Microsoft is throwing more transactional database systems into its Fabric analytics and data lake environment in expectation the proximity will help users that are adding AI to their systems.
During its Build conference this week, the Redmond software and cloud biz said it was adding transactional document database Cosmos DB and its relational workhorse SQL Server to Fabric, the analytics and data lake platform first announced in June 2023.
Adding Cosmos DB’s global secondary index to Fabric, for example, would remove the need to scan all the operational data in an Azure Cosmos DB database, Microsoft said. This is intended to enable faster queries and minimize latency while also helping to make sure that queries do not negatively impact transactional performance, the vendor argued.
Arun Ulag, corporate vice president for Azure data, told The Register the idea is to let customers bring AI and analytics workloads closer to their transactional data as the two would share the same underlying file format, Apache Parquet, in the data lake environment, which Microsoft calls OneLake and uses the open source Delta Lake format.

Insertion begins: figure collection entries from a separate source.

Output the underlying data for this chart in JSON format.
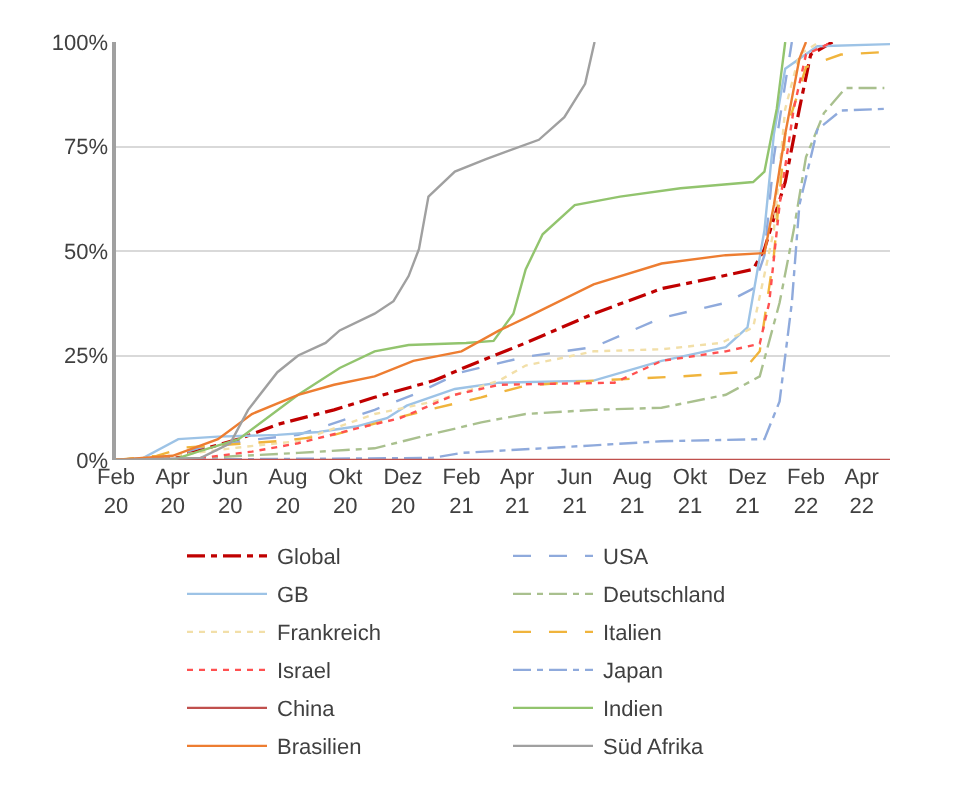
{
  "chart_data": {
    "type": "line",
    "xlim": [
      "2020-02-01",
      "2022-05-01"
    ],
    "xticks": [
      {
        "value": "2020-02-01",
        "label": "Feb\n20"
      },
      {
        "value": "2020-04-01",
        "label": "Apr\n20"
      },
      {
        "value": "2020-06-01",
        "label": "Jun\n20"
      },
      {
        "value": "2020-08-01",
        "label": "Aug\n20"
      },
      {
        "value": "2020-10-01",
        "label": "Okt\n20"
      },
      {
        "value": "2020-12-01",
        "label": "Dez\n20"
      },
      {
        "value": "2021-02-01",
        "label": "Feb\n21"
      },
      {
        "value": "2021-04-01",
        "label": "Apr\n21"
      },
      {
        "value": "2021-06-01",
        "label": "Jun\n21"
      },
      {
        "value": "2021-08-01",
        "label": "Aug\n21"
      },
      {
        "value": "2021-10-01",
        "label": "Okt\n21"
      },
      {
        "value": "2021-12-01",
        "label": "Dez\n21"
      },
      {
        "value": "2022-02-01",
        "label": "Feb\n22"
      },
      {
        "value": "2022-04-01",
        "label": "Apr\n22"
      }
    ],
    "ylim": [
      0,
      100
    ],
    "yticks": [
      {
        "value": 0,
        "label": "0%"
      },
      {
        "value": 25,
        "label": "25%"
      },
      {
        "value": 50,
        "label": "50%"
      },
      {
        "value": 75,
        "label": "75%"
      },
      {
        "value": 100,
        "label": "100%"
      }
    ],
    "grid": "y",
    "legend": "bottom",
    "marker": "none",
    "series": [
      {
        "name": "Global",
        "color": "#c00000",
        "line_style": "dashdot",
        "x": [
          "2020-02-01",
          "2020-04-01",
          "2020-06-10",
          "2020-07-21",
          "2020-09-19",
          "2020-11-01",
          "2021-01-03",
          "2021-02-03",
          "2021-04-10",
          "2021-06-21",
          "2021-09-01",
          "2021-10-25",
          "2021-12-07",
          "2021-12-19",
          "2022-01-10",
          "2022-01-25",
          "2022-02-06",
          "2022-03-01"
        ],
        "values": [
          0,
          0.5,
          5,
          8.5,
          12,
          15,
          19,
          22,
          28,
          35,
          41,
          43.5,
          45.6,
          50.5,
          66.5,
          84,
          97,
          100
        ]
      },
      {
        "name": "USA",
        "color": "#8faadc",
        "line_style": "dashed",
        "x": [
          "2020-02-01",
          "2020-04-01",
          "2020-05-01",
          "2020-07-01",
          "2020-08-12",
          "2020-11-01",
          "2020-12-12",
          "2021-02-01",
          "2021-04-10",
          "2021-06-21",
          "2021-09-01",
          "2021-11-08",
          "2021-12-07",
          "2021-12-19",
          "2021-12-29",
          "2022-01-10",
          "2022-01-17"
        ],
        "values": [
          0,
          1,
          3,
          5,
          6,
          12,
          15.6,
          21,
          24.7,
          27,
          34,
          37.6,
          41,
          49,
          72.5,
          90,
          100
        ]
      },
      {
        "name": "GB",
        "color": "#9dc3e6",
        "line_style": "solid",
        "x": [
          "2020-02-01",
          "2020-03-01",
          "2020-04-07",
          "2020-05-19",
          "2020-07-21",
          "2020-09-03",
          "2020-10-12",
          "2020-11-14",
          "2020-12-05",
          "2021-01-25",
          "2021-03-13",
          "2021-06-21",
          "2021-09-01",
          "2021-11-08",
          "2021-12-01",
          "2021-12-19",
          "2021-12-29",
          "2022-01-10",
          "2022-02-13",
          "2022-05-01"
        ],
        "values": [
          0,
          0.5,
          5,
          5.6,
          6,
          6.7,
          8,
          10,
          13,
          17,
          18.5,
          19,
          23.7,
          27,
          31.7,
          55,
          78,
          93.6,
          99,
          99.5
        ]
      },
      {
        "name": "Deutschland",
        "color": "#a9c08e",
        "line_style": "dashdot",
        "x": [
          "2020-02-01",
          "2020-05-01",
          "2020-08-12",
          "2020-11-01",
          "2020-12-28",
          "2021-02-22",
          "2021-04-10",
          "2021-06-21",
          "2021-09-01",
          "2021-11-08",
          "2021-12-14",
          "2022-01-04",
          "2022-01-19",
          "2022-02-01",
          "2022-02-20",
          "2022-03-15",
          "2022-04-25"
        ],
        "values": [
          0,
          0.5,
          1.7,
          2.8,
          6,
          9,
          11,
          12,
          12.5,
          15.6,
          20,
          37.6,
          55,
          72.5,
          83,
          89,
          89
        ]
      },
      {
        "name": "Frankreich",
        "color": "#f2dfa8",
        "line_style": "dotted",
        "x": [
          "2020-02-01",
          "2020-04-01",
          "2020-06-10",
          "2020-08-12",
          "2020-11-01",
          "2021-01-03",
          "2021-03-13",
          "2021-04-10",
          "2021-06-21",
          "2021-09-01",
          "2021-11-03",
          "2021-12-07",
          "2021-12-29",
          "2022-01-10",
          "2022-01-25",
          "2022-02-15"
        ],
        "values": [
          0,
          1,
          3,
          4.5,
          11,
          14,
          19,
          22.6,
          26,
          26.5,
          28,
          31.7,
          55,
          84,
          97,
          100
        ]
      },
      {
        "name": "Italien",
        "color": "#f0b43c",
        "line_style": "dashed",
        "x": [
          "2020-02-01",
          "2020-03-15",
          "2020-04-15",
          "2020-05-19",
          "2020-07-21",
          "2020-09-19",
          "2020-11-01",
          "2020-12-28",
          "2021-02-22",
          "2021-04-10",
          "2021-06-21",
          "2021-09-21",
          "2021-11-25",
          "2021-12-14",
          "2021-12-29",
          "2022-01-10",
          "2022-02-01",
          "2022-03-10",
          "2022-04-25"
        ],
        "values": [
          0,
          1,
          3,
          3.5,
          4.5,
          6,
          8.7,
          12,
          15,
          17.8,
          19,
          20,
          21,
          26,
          49,
          78,
          94,
          97,
          97.6
        ]
      },
      {
        "name": "Israel",
        "color": "#ff5050",
        "line_style": "dotted",
        "x": [
          "2020-02-01",
          "2020-05-01",
          "2020-06-24",
          "2020-08-12",
          "2020-10-12",
          "2020-11-28",
          "2021-01-25",
          "2021-03-13",
          "2021-07-13",
          "2021-09-01",
          "2021-11-08",
          "2021-12-14",
          "2021-12-24",
          "2022-01-04",
          "2022-01-19",
          "2022-02-01",
          "2022-03-01"
        ],
        "values": [
          0,
          0.5,
          2,
          4,
          7.5,
          10,
          15.6,
          18,
          18.5,
          23.7,
          26,
          27.8,
          37.6,
          61,
          84,
          97,
          100
        ]
      },
      {
        "name": "Japan",
        "color": "#8faadc",
        "line_style": "dashdot",
        "x": [
          "2020-02-01",
          "2021-01-01",
          "2021-02-01",
          "2021-06-21",
          "2021-09-01",
          "2021-12-19",
          "2022-01-04",
          "2022-01-17",
          "2022-01-25",
          "2022-02-13",
          "2022-03-10",
          "2022-04-25"
        ],
        "values": [
          0,
          0.5,
          1.7,
          3.5,
          4.5,
          5,
          14,
          37.6,
          61,
          79,
          83.6,
          84
        ]
      },
      {
        "name": "China",
        "color": "#c0504d",
        "line_style": "solid",
        "x": [
          "2020-02-01",
          "2022-05-01"
        ],
        "values": [
          0,
          0
        ]
      },
      {
        "name": "Indien",
        "color": "#92c46e",
        "line_style": "solid",
        "x": [
          "2020-02-01",
          "2020-04-01",
          "2020-04-28",
          "2020-06-10",
          "2020-08-12",
          "2020-09-25",
          "2020-11-01",
          "2020-12-07",
          "2021-02-06",
          "2021-03-07",
          "2021-03-28",
          "2021-04-10",
          "2021-04-28",
          "2021-06-01",
          "2021-07-19",
          "2021-09-21",
          "2021-12-07",
          "2021-12-19",
          "2022-01-01",
          "2022-01-10"
        ],
        "values": [
          0,
          0,
          2,
          5,
          15.6,
          22,
          26,
          27.5,
          28,
          28.5,
          35,
          45.6,
          54,
          61,
          63,
          65,
          66.5,
          69,
          84,
          100
        ]
      },
      {
        "name": "Brasilien",
        "color": "#ed7d31",
        "line_style": "solid",
        "x": [
          "2020-02-01",
          "2020-04-01",
          "2020-05-19",
          "2020-06-24",
          "2020-08-12",
          "2020-09-19",
          "2020-11-01",
          "2020-12-12",
          "2021-02-01",
          "2021-03-13",
          "2021-04-10",
          "2021-06-21",
          "2021-09-01",
          "2021-11-08",
          "2021-12-19",
          "2021-12-29",
          "2022-01-10",
          "2022-01-25",
          "2022-02-01"
        ],
        "values": [
          0,
          1,
          5,
          11,
          15.6,
          18,
          20,
          23.7,
          26,
          31,
          34,
          42,
          47,
          49,
          49.5,
          61,
          78,
          96,
          100
        ]
      },
      {
        "name": "Süd Afrika",
        "color": "#a0a0a0",
        "line_style": "solid",
        "x": [
          "2020-02-01",
          "2020-05-01",
          "2020-06-01",
          "2020-06-20",
          "2020-07-21",
          "2020-08-12",
          "2020-09-10",
          "2020-09-25",
          "2020-11-01",
          "2020-11-21",
          "2020-12-07",
          "2020-12-18",
          "2020-12-28",
          "2021-01-25",
          "2021-02-27",
          "2021-04-24",
          "2021-05-21",
          "2021-06-12",
          "2021-06-22"
        ],
        "values": [
          0,
          0.5,
          4,
          12,
          21,
          25,
          28,
          31,
          35,
          38,
          44,
          50.5,
          63,
          69,
          72,
          76.6,
          82,
          90,
          100
        ]
      }
    ]
  }
}
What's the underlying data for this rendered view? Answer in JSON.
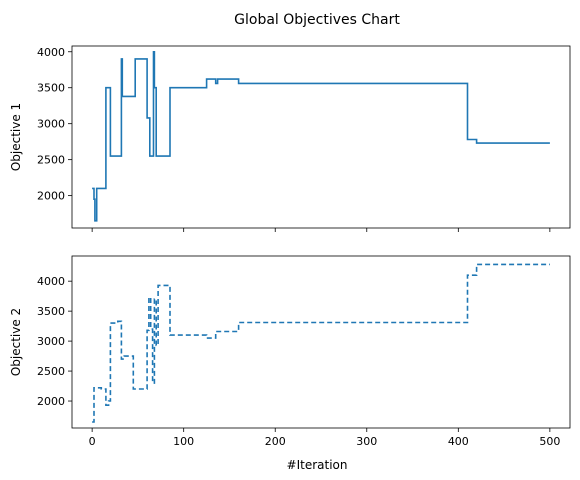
{
  "chart_data": {
    "title": "Global Objectives Chart",
    "xlabel": "#Iteration",
    "x_ticks": [
      0,
      100,
      200,
      300,
      400,
      500
    ],
    "xlim": [
      -22,
      522
    ],
    "line_color": "#1f77b4",
    "panels": [
      {
        "type": "line",
        "ylabel": "Objective 1",
        "ylim": [
          1550,
          4080
        ],
        "y_ticks": [
          2000,
          2500,
          3000,
          3500,
          4000
        ],
        "style": "solid",
        "series": [
          {
            "x": [
              0,
              2,
              2,
              3,
              3,
              5,
              5,
              15,
              15,
              17,
              17,
              20,
              20,
              32,
              32,
              33,
              33,
              45,
              45,
              47,
              47,
              58,
              58,
              60,
              60,
              63,
              63,
              67,
              67,
              68,
              68,
              70,
              70,
              72,
              72,
              85,
              85,
              125,
              125,
              135,
              135,
              137,
              137,
              140,
              140,
              160,
              160,
              410,
              410,
              420,
              420,
              500
            ],
            "y": [
              2100,
              2100,
              1950,
              1950,
              1650,
              1650,
              2100,
              2100,
              3500,
              3500,
              3500,
              3500,
              2550,
              2550,
              3900,
              3900,
              3380,
              3380,
              3380,
              3380,
              3900,
              3900,
              3900,
              3900,
              3080,
              3080,
              2550,
              2550,
              4000,
              4000,
              3500,
              3500,
              2550,
              2550,
              2550,
              2550,
              3500,
              3500,
              3620,
              3620,
              3560,
              3560,
              3620,
              3620,
              3620,
              3620,
              3560,
              3560,
              2780,
              2780,
              2730,
              2730
            ]
          }
        ]
      },
      {
        "type": "line",
        "ylabel": "Objective 2",
        "ylim": [
          1550,
          4420
        ],
        "y_ticks": [
          2000,
          2500,
          3000,
          3500,
          4000
        ],
        "style": "dashed",
        "series": [
          {
            "x": [
              0,
              2,
              2,
              10,
              10,
              15,
              15,
              18,
              18,
              20,
              20,
              25,
              25,
              28,
              28,
              32,
              32,
              35,
              35,
              45,
              45,
              58,
              58,
              60,
              60,
              62,
              62,
              64,
              64,
              66,
              66,
              68,
              68,
              70,
              70,
              72,
              72,
              80,
              80,
              85,
              85,
              125,
              125,
              135,
              135,
              160,
              160,
              410,
              410,
              420,
              420,
              500
            ],
            "y": [
              1650,
              1650,
              2220,
              2220,
              2200,
              2200,
              1930,
              1930,
              2000,
              2000,
              3300,
              3300,
              3300,
              3300,
              3330,
              3330,
              2700,
              2700,
              2750,
              2750,
              2200,
              2200,
              2200,
              2200,
              3180,
              3180,
              3730,
              3730,
              3200,
              3200,
              2300,
              2300,
              3700,
              3700,
              2930,
              2930,
              3930,
              3930,
              3930,
              3930,
              3100,
              3100,
              3050,
              3050,
              3160,
              3160,
              3310,
              3310,
              4100,
              4100,
              4280,
              4280
            ]
          }
        ]
      }
    ]
  }
}
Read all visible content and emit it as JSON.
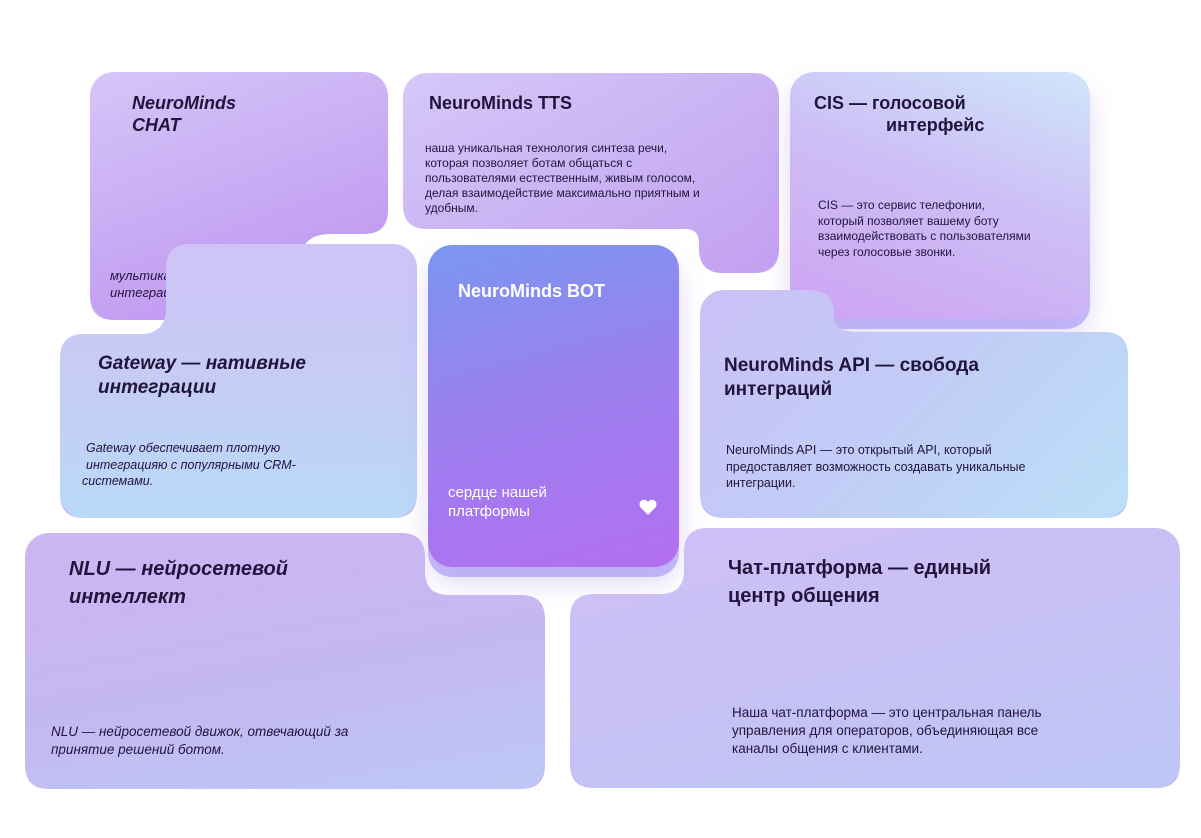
{
  "tiles": {
    "chat": {
      "title_line1": "NeuroMinds",
      "title_line2": "CHAT",
      "desc_line1": "мультиканальная",
      "desc_line2": "интеграция."
    },
    "tts": {
      "title": "NeuroMinds TTS",
      "desc_lines": [
        "наша уникальная технология синтеза речи,",
        "которая позволяет ботам общаться с",
        "пользователями естественным, живым голосом,",
        "делая взаимодействие максимально приятным и",
        "удобным."
      ]
    },
    "cis": {
      "title_line1": "CIS — голосовой",
      "title_line2": "интерфейс",
      "desc_lines": [
        "CIS — это сервис телефонии,",
        "который позволяет вашему боту",
        "взаимодействовать с пользователями",
        "через голосовые звонки."
      ]
    },
    "gateway": {
      "title_line1": "Gateway — нативные",
      "title_line2": "интеграции",
      "desc_lines": [
        "Gateway обеспечивает плотную",
        "интеграцияю с популярными CRM-",
        "системами."
      ]
    },
    "bot": {
      "title": "NeuroMinds BOT",
      "caption_line1": "сердце нашей",
      "caption_line2": "платформы",
      "heart_icon": "heart-icon"
    },
    "api": {
      "title_line1": "NeuroMinds API — свобода",
      "title_line2": "интеграций",
      "desc_lines": [
        "NeuroMinds API — это открытый API, который",
        "предоставляет возможность создавать уникальные",
        "интеграции."
      ]
    },
    "nlu": {
      "title_line1": "NLU — нейросетевой",
      "title_line2": "интеллект",
      "desc_lines": [
        "NLU — нейросетевой движок, отвечающий за",
        "принятие решений ботом."
      ]
    },
    "chatplat": {
      "title_line1": "Чат-платформа — единый",
      "title_line2": "центр общения",
      "desc_lines": [
        "Наша чат-платформа — это центральная панель",
        "управления для операторов, объединяющая все",
        "каналы общения с клиентами."
      ]
    }
  },
  "colors": {
    "text": "#22143c",
    "bot_gradient_top": "#7a97f1",
    "bot_gradient_bottom": "#b36ff0"
  }
}
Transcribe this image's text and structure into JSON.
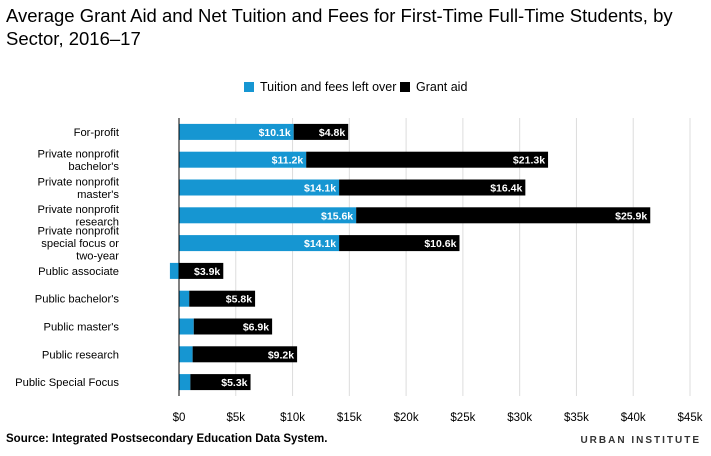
{
  "title": "Average Grant Aid and Net Tuition and Fees for First-Time Full-Time Students, by Sector, 2016–17",
  "source": "Source: Integrated Postsecondary Education Data System.",
  "brand": "URBAN INSTITUTE",
  "colors": {
    "tuition": "#1696d2",
    "grant": "#000000",
    "grid": "#dcdcdc",
    "axis": "#000000"
  },
  "chart_data": {
    "type": "bar",
    "orientation": "horizontal",
    "stacked": true,
    "categories": [
      [
        "For-profit"
      ],
      [
        "Private nonprofit",
        "bachelor's"
      ],
      [
        "Private nonprofit",
        "master's"
      ],
      [
        "Private nonprofit",
        "research"
      ],
      [
        "Private nonprofit",
        "special focus or",
        "two-year"
      ],
      [
        "Public associate"
      ],
      [
        "Public bachelor's"
      ],
      [
        "Public master's"
      ],
      [
        "Public research"
      ],
      [
        "Public Special Focus"
      ]
    ],
    "series": [
      {
        "name": "Tuition and fees left over",
        "color": "#1696d2",
        "values": [
          10.1,
          11.2,
          14.1,
          15.6,
          14.1,
          -0.8,
          0.9,
          1.3,
          1.2,
          1.0
        ],
        "labels": [
          "$10.1k",
          "$11.2k",
          "$14.1k",
          "$15.6k",
          "$14.1k",
          "",
          "",
          "",
          "",
          ""
        ]
      },
      {
        "name": "Grant aid",
        "color": "#000000",
        "values": [
          4.8,
          21.3,
          16.4,
          25.9,
          10.6,
          3.9,
          5.8,
          6.9,
          9.2,
          5.3
        ],
        "labels": [
          "$4.8k",
          "$21.3k",
          "$16.4k",
          "$25.9k",
          "$10.6k",
          "$3.9k",
          "$5.8k",
          "$6.9k",
          "$9.2k",
          "$5.3k"
        ]
      }
    ],
    "xlim": [
      0,
      45
    ],
    "xticks": [
      0,
      5,
      10,
      15,
      20,
      25,
      30,
      35,
      40,
      45
    ],
    "xtick_labels": [
      "$0",
      "$5k",
      "$10k",
      "$15k",
      "$20k",
      "$25k",
      "$30k",
      "$35k",
      "$40k",
      "$45k"
    ],
    "grid": true,
    "legend_position": "top-center"
  }
}
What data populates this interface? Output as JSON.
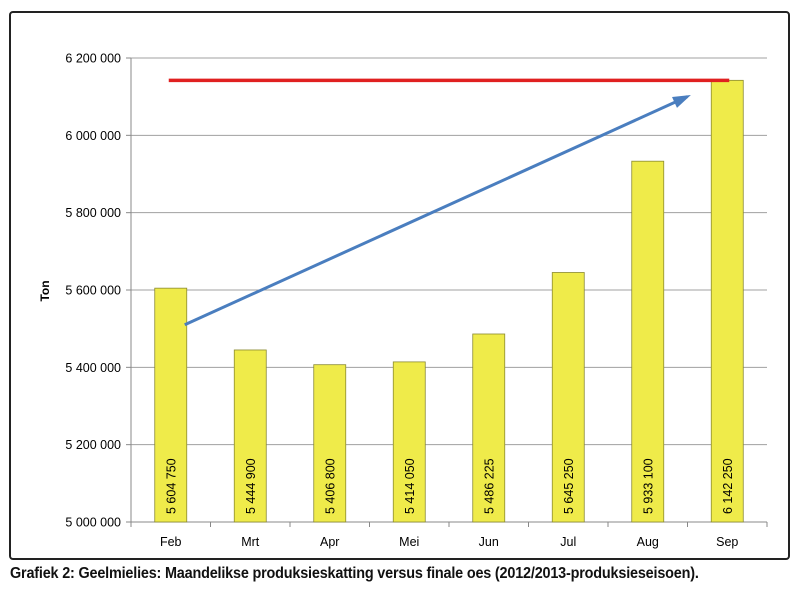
{
  "chart_data": {
    "type": "bar",
    "categories": [
      "Feb",
      "Mrt",
      "Apr",
      "Mei",
      "Jun",
      "Jul",
      "Aug",
      "Sep"
    ],
    "values": [
      5604750,
      5444900,
      5406800,
      5414050,
      5486225,
      5645250,
      5933100,
      6142250
    ],
    "value_labels": [
      "5 604 750",
      "5 444 900",
      "5 406 800",
      "5 414 050",
      "5 486 225",
      "5 645 250",
      "5 933 100",
      "6 142 250"
    ],
    "ylabel": "Ton",
    "ylim": [
      5000000,
      6200000
    ],
    "yticks": [
      5000000,
      5200000,
      5400000,
      5600000,
      5800000,
      6000000,
      6200000
    ],
    "ytick_labels": [
      "5 000 000",
      "5 200 000",
      "5 400 000",
      "5 600 000",
      "5 800 000",
      "6 000 000",
      "6 200 000"
    ],
    "grid": true,
    "colors": {
      "bar_fill": "#efeb4a",
      "bar_stroke": "#8a8a30",
      "reference_line": "#e02020",
      "trend_arrow": "#4a7ebf",
      "grid": "#a0a0a0"
    },
    "reference_line": {
      "value": 6142250,
      "from_category": "Feb",
      "to_category": "Sep"
    },
    "trend_arrow": {
      "from": {
        "category": "Feb",
        "value": 5510000
      },
      "to": {
        "category": "Sep",
        "value": 6100000
      }
    }
  },
  "caption": "Grafiek 2: Geelmielies: Maandelikse produksieskatting versus finale oes (2012/2013-produksieseisoen)."
}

“Cosmos DB is a great place to store your entire product catalog, for example, and with customers browsing around your website, you want to make recommendations. Anything built on Fabric, by default, all of the data, whether it’s SQL Server or Cosmos DB or a data warehouse or data lake, is sitting on OneLake,” he said.
“Everything is in the open source, Apache Parquet, Delta Lake format, which means if you’re building a machine learning model, the data is just there and always current. You don’t need to build copies. You don’t need to shuttle data around. You can build your machine learning models directly on top of OneLake.”
Aaron Rosenbaum, Gartner senior director, data management and analytics, said the move was part of a continuing trend of making integration simple and automated between different parts of the data management infrastructure.